If you’re looking to create a classic garden in your home, read on as Paul shares his top design elements of classic gardens.
A garden with good bones
One of the most distinctive features of classic gardens is the layout, proportions and geometry of the outdoor space. “The architectural layout of a classical garden is fundamental to its success”, explains Paul.
Whether the architecture is traditional or modern, classic gardens emphasise straight lines, angles and circles combined with balanced proportions. This achieves an overall sense of order and a feeling of calm.

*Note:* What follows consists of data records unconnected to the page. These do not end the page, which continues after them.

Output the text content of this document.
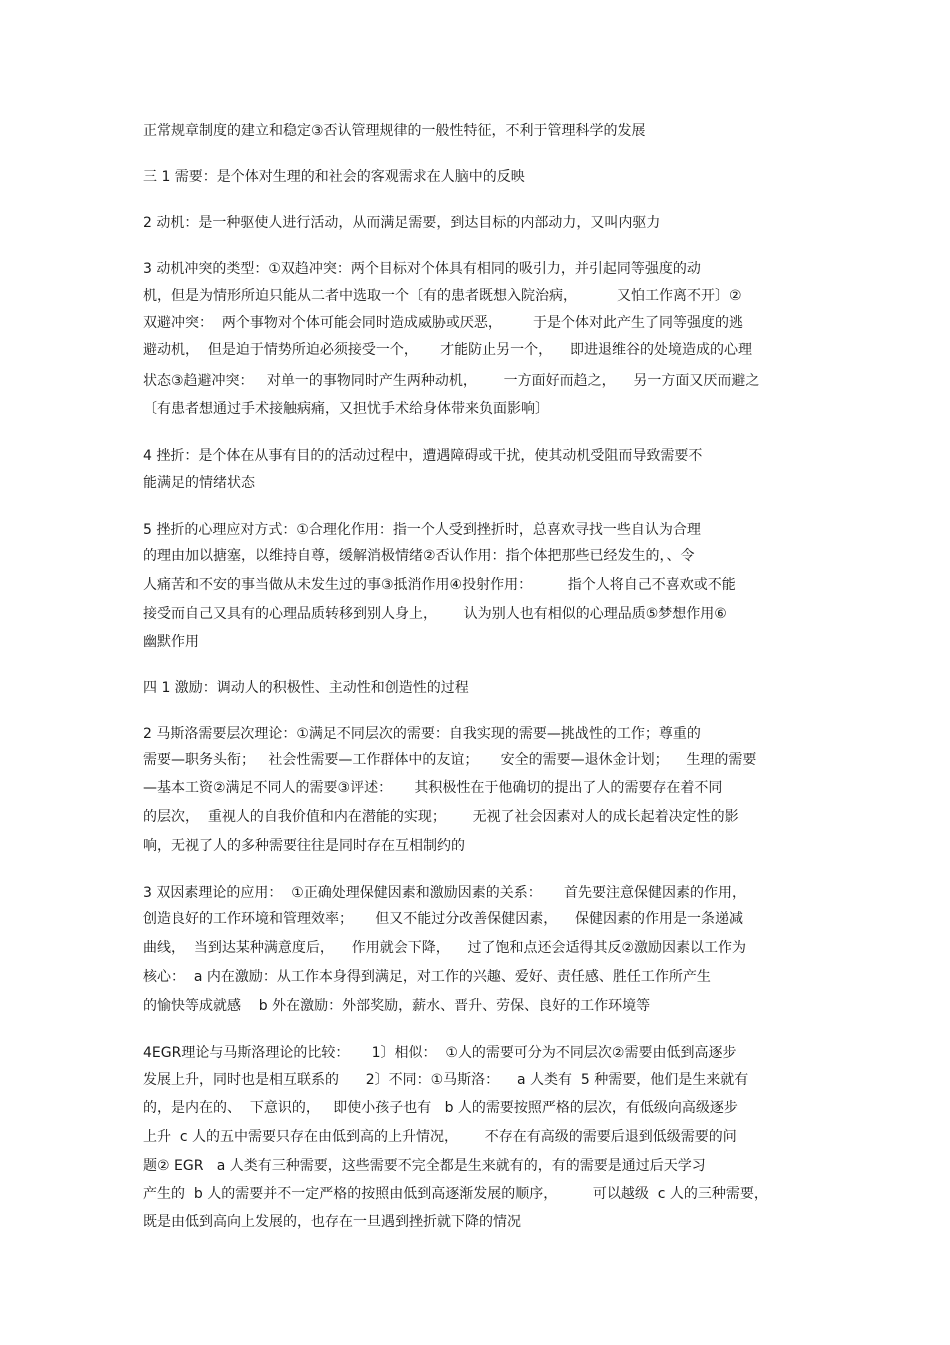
正常规章制度的建立和稳定③否认管理规律的一般性特征，不利于管理科学的发展
三 1 需要：是个体对生理的和社会的客观需求在人脑中的反映
2 动机：是一种驱使人进行活动，从而满足需要，到达目标的内部动力，又叫内驱力
3 动机冲突的类型：①双趋冲突：两个目标对个体具有相同的吸引力，并引起同等强度的动
机，但是为情形所迫只能从二者中选取一个〔有的患者既想入院治病，         又怕工作离不开〕②
双避冲突：  两个事物对个体可能会同时造成威胁或厌恶，       于是个体对此产生了同等强度的逃
避动机，  但是迫于情势所迫必须接受一个，     才能防止另一个，    即进退维谷的处境造成的心理
状态③趋避冲突：   对单一的事物同时产生两种动机，      一方面好而趋之，    另一方面又厌而避之
〔有患者想通过手术接触病痛，又担忧手术给身体带来负面影响〕
4 挫折：是个体在从事有目的的活动过程中，遭遇障碍或干扰，使其动机受阻而导致需要不
能满足的情绪状态
5 挫折的心理应对方式：①合理化作用：指一个人受到挫折时，总喜欢寻找一些自认为合理
的理由加以搪塞，以维持自尊，缓解消极情绪②否认作用：指个体把那些已经发生的，、令
人痛苦和不安的事当做从未发生过的事③抵消作用④投射作用：        指个人将自己不喜欢或不能
接受而自己又具有的心理品质转移到别人身上，      认为别人也有相似的心理品质⑤梦想作用⑥
幽默作用
四 1 激励：调动人的积极性、主动性和创造性的过程
2 马斯洛需要层次理论：①满足不同层次的需要：自我实现的需要—挑战性的工作；尊重的
需要—职务头衔；   社会性需要—工作群体中的友谊；     安全的需要—退休金计划；    生理的需要
—基本工资②满足不同人的需要③评述：     其积极性在于他确切的提出了人的需要存在着不同
的层次，  重视人的自我价值和内在潜能的实现；      无视了社会因素对人的成长起着决定性的影
响，无视了人的多种需要往往是同时存在互相制约的
3 双因素理论的应用：  ①正确处理保健因素和激励因素的关系：     首先要注意保健因素的作用，
创造良好的工作环境和管理效率；     但又不能过分改善保健因素，    保健因素的作用是一条递减
曲线，  当到达某种满意度后，    作用就会下降，    过了饱和点还会适得其反②激励因素以工作为
核心：  a 内在激励：从工作本身得到满足，对工作的兴趣、爱好、责任感、胜任工作所产生
的愉快等成就感    b 外在激励：外部奖励，薪水、晋升、劳保、良好的工作环境等
4EGR理论与马斯洛理论的比较：     1〕相似：  ①人的需要可分为不同层次②需要由低到高逐步
发展上升，同时也是相互联系的      2〕不同：①马斯洛：    a 人类有  5 种需要，他们是生来就有
的，是内在的、  下意识的，   即使小孩子也有   b 人的需要按照严格的层次，有低级向高级逐步
上升  c 人的五中需要只存在由低到高的上升情况，      不存在有高级的需要后退到低级需要的问
题② EGR   a 人类有三种需要，这些需要不完全都是生来就有的，有的需要是通过后天学习
产生的  b 人的需要并不一定严格的按照由低到高逐渐发展的顺序，        可以越级  c 人的三种需要，
既是由低到高向上发展的，也存在一旦遇到挫折就下降的情况
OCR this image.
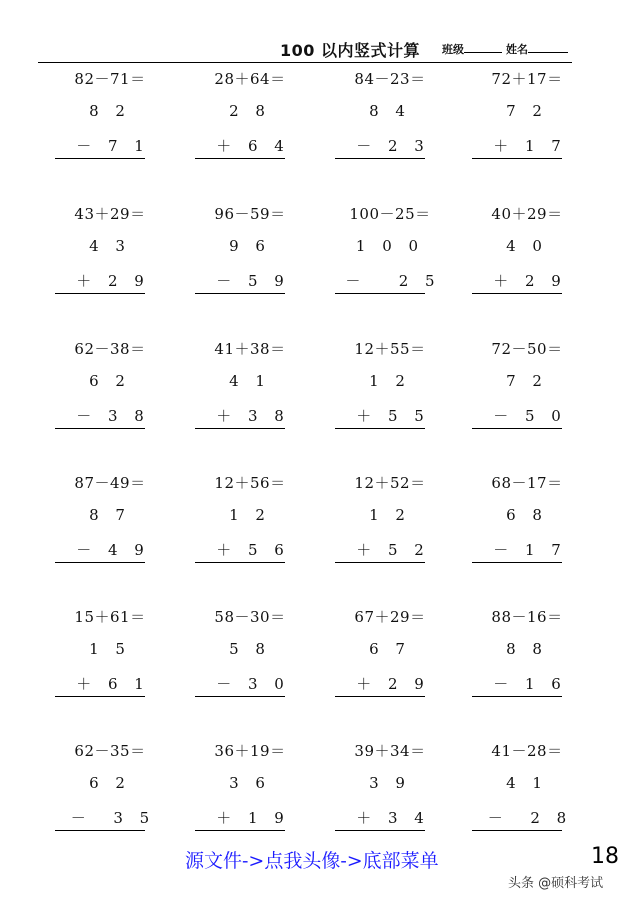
100 以内竖式计算 班级	姓名
82－71＝
8 2
－ 7 1
28＋64＝
2 8
＋ 6 4
84－23＝
8 4
－ 2 3
72＋17＝
7 2
＋ 1 7
43＋29＝
4 3
＋ 2 9
96－59＝
9 6
－ 5 9
100－25＝
1 0 0
－   2 5
40＋29＝
4 0
＋ 2 9
62－38＝
6 2
－ 3 8
41＋38＝
4 1
＋ 3 8
12＋55＝
1 2
＋ 5 5
72－50＝
7 2
－ 5 0
87－49＝
8 7
－ 4 9
12＋56＝
1 2
＋ 5 6
12＋52＝
1 2
＋ 5 2
68－17＝
6 8
－ 1 7
15＋61＝
1 5
＋ 6 1
58－30＝
5 8
－ 3 0
67＋29＝
6 7
＋ 2 9
88－16＝
8 8
－ 1 6
62－35＝
6 2
－  3 5
36＋19＝
3 6
＋ 1 9
39＋34＝
3 9
＋ 3 4
41－28＝
4 1
－  2 8
源文件->点我头像->底部菜单	18
头条 @硕科考试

Balance and symmetry combined with exacting proportions will endure and survive short terms fashion changes.
Classic plant varieties
Planting plays an integral role in a classic garden design and greatly defines how the garden looks and feels. Symmetrical planting and plants trimmed into sculptural forms like hedges, reinforce the layout of a classic garden, says Paul. Often hedges and topiaries are used to define paths, screen patios or as walls to create outdoor garden rooms. In a classic garden, plants are also effective at drawing your eye to a focal point.
“Layering of such plants as Buxus, Murraya and bay are old time favourites. Pencil pines provide accents in the garden, whilst clipped cones of Magnolia grandiflora provide interest”, says Paul.
A classic garden featuring repetition offers a sense of structure and cohesion throughout. “Often repetition creates harmony in a garden”, says Paul.
The thoughtful repeat of the same space and lines is harmonious and classical.
This is achieved through shapes, consistent planting, paving layout or even sculptural elements. Repetition reinforces the organised quality of classic gardens and when applied correctly, can be effective at making the space feel larger.
Attractive ornamental features are used throughout classic gardens as focal points to add interest or to frame a particular view. These can come in the form of urns, water features, mirrors, furniture or sculpture.
An element of restraint should be used when deciding on the ornamental features of the garden, advises Paul. He recommends you opt for simple design over elaborate features. “Avoid over ornamented Victorian features,” suggests Paul. “Always choose slightly overscale instead of under scale features”.
To maintain balance and still offer visual impact, Paul also advises prioritising fewer good pieces rather many average ornamental features in the garden.
“The best lesson in garden design is restraint”, says Paul. Whether it’s the layout, planting, paving, a monochromatic colour palette or ornamental features Paul suggests restraint is essential to the overall success of any classic garden.
Paul suggests you can achieve restraint through mass planting using few species but more of them. “Avoid too many objects of interest and not over complicate a design layout, says Paul.